Bull fight linked to pig threat

Last modified: 6/12/2012 12:00:00 AM
Before Brian Downs fired three shots into the ground Saturday night while arguing with his stepbrother over a loose bull, the stepbrother tackled him and threatened to shoot his pigs, family members said yesterday.

Downs, 28, of Emperor Drive, admitted he fired the shots as Michael Lassonde approached him that night at Lassonde's Bog Road farm, telling the police he was "in fear" after his stepbrother "was yelling at him that it was all his fault," according to a police affidavit.

The police, who charged Downs with criminal threatening and two counts of reckless conduct, said Downs and the 31-year-old Lassonde were arguing earlier that night over who was to blame for a bull getting loose on Bog Road, where a neighbor spotted him eating her tomato plants.

They got into a physical fight at Downs's trailer before fleeing toward the farm, and on the way, the police said Downs tried to push Lassonde's vehicle into traffic at the intersection of Fisherville and Bog roads.

Lassonde called the police after the two got to the farm, telling an officer that Downs fired a shotgun three times into the dirt near Lassonde's feet, according to a police affidavit. He also said Downs had thrown the first punch earlier.

Downs told the police he hadn't placed his hands on Lassonde. Yesterday, family members who attended Downs's arraignment in Concord's district court said Lassonde was to blame for what happened, calling him a "bully" with a quick temper.

"I think it's important the record be straight that Michael started this whole thing," Downs's younger brother, Sean Downs, said during the arraignment, which ended with Judge Gerard Boyle siding with the recommendation of prosecutors and setting Brian Downs's bail at $15,000 cash.

Sean Downs, who lives with his brother, said after the arraignment that the argument started when Brian Downs came home from work Saturday and told Lassonde the bull had escaped.

Lassonde, who had been at the trailer playing video games, started "yelling and screaming," Sean Downs said. He said the bull belongs to Lassonde, not his brother, and had previously escaped.

"The bull has been costly to contain," Sean Downs said. He didn't explain why Lassonde would have been angry at his brother but said he was jumping up and down on the floor, "throwing a temper tantrum."

The two went outside, where Lassonde tackled Brian Downs, Sean Downs said. He said he tried to pull Lassonde off his brother, who told Lassonde he was going to call the police.

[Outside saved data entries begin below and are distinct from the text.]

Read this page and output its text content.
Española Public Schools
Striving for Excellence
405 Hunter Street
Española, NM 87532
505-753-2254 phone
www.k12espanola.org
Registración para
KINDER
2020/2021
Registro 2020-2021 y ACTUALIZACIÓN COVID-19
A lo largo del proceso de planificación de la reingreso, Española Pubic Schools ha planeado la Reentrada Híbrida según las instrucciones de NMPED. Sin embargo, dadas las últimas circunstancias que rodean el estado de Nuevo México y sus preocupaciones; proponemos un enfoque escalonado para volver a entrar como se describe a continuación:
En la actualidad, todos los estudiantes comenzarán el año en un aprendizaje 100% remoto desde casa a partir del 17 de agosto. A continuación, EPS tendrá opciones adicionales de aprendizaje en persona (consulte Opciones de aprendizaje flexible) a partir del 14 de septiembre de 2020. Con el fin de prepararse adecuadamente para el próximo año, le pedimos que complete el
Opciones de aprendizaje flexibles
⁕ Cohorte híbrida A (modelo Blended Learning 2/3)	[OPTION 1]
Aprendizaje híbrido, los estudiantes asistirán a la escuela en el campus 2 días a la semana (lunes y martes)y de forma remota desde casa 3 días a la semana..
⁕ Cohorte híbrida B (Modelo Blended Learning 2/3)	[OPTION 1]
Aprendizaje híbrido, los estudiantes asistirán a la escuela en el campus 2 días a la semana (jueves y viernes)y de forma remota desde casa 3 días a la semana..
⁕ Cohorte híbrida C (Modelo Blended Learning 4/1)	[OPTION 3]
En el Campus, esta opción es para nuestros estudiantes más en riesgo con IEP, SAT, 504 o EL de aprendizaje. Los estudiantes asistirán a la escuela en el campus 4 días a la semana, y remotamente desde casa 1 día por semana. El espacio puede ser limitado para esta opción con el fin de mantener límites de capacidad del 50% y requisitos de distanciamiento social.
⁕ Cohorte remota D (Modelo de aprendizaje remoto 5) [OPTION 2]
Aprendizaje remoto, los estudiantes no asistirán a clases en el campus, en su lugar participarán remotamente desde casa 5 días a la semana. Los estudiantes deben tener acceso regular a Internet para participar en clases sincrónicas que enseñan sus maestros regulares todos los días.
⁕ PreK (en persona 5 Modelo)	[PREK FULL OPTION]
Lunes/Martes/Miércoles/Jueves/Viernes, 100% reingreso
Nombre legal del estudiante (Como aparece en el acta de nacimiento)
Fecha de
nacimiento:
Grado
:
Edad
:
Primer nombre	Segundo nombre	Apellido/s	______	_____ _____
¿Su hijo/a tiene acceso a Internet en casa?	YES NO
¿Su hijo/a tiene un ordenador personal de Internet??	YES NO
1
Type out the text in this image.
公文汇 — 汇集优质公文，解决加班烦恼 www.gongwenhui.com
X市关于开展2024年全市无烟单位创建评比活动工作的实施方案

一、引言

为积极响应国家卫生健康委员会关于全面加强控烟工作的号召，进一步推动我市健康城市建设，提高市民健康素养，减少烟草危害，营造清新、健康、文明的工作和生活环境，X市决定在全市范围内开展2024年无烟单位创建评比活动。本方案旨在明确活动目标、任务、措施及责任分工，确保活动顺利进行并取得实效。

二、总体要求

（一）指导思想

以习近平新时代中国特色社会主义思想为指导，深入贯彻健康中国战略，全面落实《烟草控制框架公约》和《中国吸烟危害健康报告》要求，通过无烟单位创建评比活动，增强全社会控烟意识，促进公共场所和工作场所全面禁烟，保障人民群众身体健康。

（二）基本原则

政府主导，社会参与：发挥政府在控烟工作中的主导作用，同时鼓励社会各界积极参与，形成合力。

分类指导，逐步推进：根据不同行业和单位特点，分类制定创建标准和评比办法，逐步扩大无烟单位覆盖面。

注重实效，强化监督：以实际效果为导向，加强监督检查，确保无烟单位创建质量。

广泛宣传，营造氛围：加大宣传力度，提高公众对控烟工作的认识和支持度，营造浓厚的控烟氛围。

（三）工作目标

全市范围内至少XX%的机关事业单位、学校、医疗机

But Lassonde said he would tell the police the brothers ganged up on him, Sean Downs said. He then threatened to kill Brian Downs's pigs, which were at the Bog Road farm, Sean Downs said.

"Michael told Brian, 'If you don't come and get your pigs, I'm going to get them shot,' " Sean Downs said.

That prompted his brother to drive after Lassonde as he left, Sean Downs said, leading to the incidents in the intersection and at the farm.

Lassonde didn't attend yesterday's arraignment. No one answered the door yesterday afternoon at his cabin, which sits in a clearing in a wooded area about a quarter mile down a dirt driveway. A bull, the only animal visible on the property, stood under a tree yesterday afternoon, tethered by a chain to a nearby trunk.

Several hours before the police went to that cabin Saturday night, they had responded to a report of a roaming bull on Bog Road. Donna White, who lives on the road, said she called the police after spotting a bull in her bushes.

White said she and her husband knew a large animal had been on the property before - something had broken branches in those same bushes - but thought it might have been a moose.

The bull "was very docile," White said. As he contented himself with eating her tomato plants, a couple who had seen him walking on Bog Road showed up with a dog leash, hoping to hook him onto it, White said.

But the bull started to eat the leash, and the neighbors had to pull several feet of it out of his mouth, White said.

Eventually, the police arrived, as did a farmer who came armed with a bucket of grain and a rope, White said. He managed to tie the bull to several trees, then loaded it into a trailer.

Before leaving, the farmer "yells, 'Tell Mike to come get his bull,' " said White, who said she doesn't know Lassonde. The farmer returned Sunday with the trailer, she said.

Since the charges Downs faces are felonies, no pleas were entered during yesterday's arraignment. A probable cause hearing was scheduled for June 19.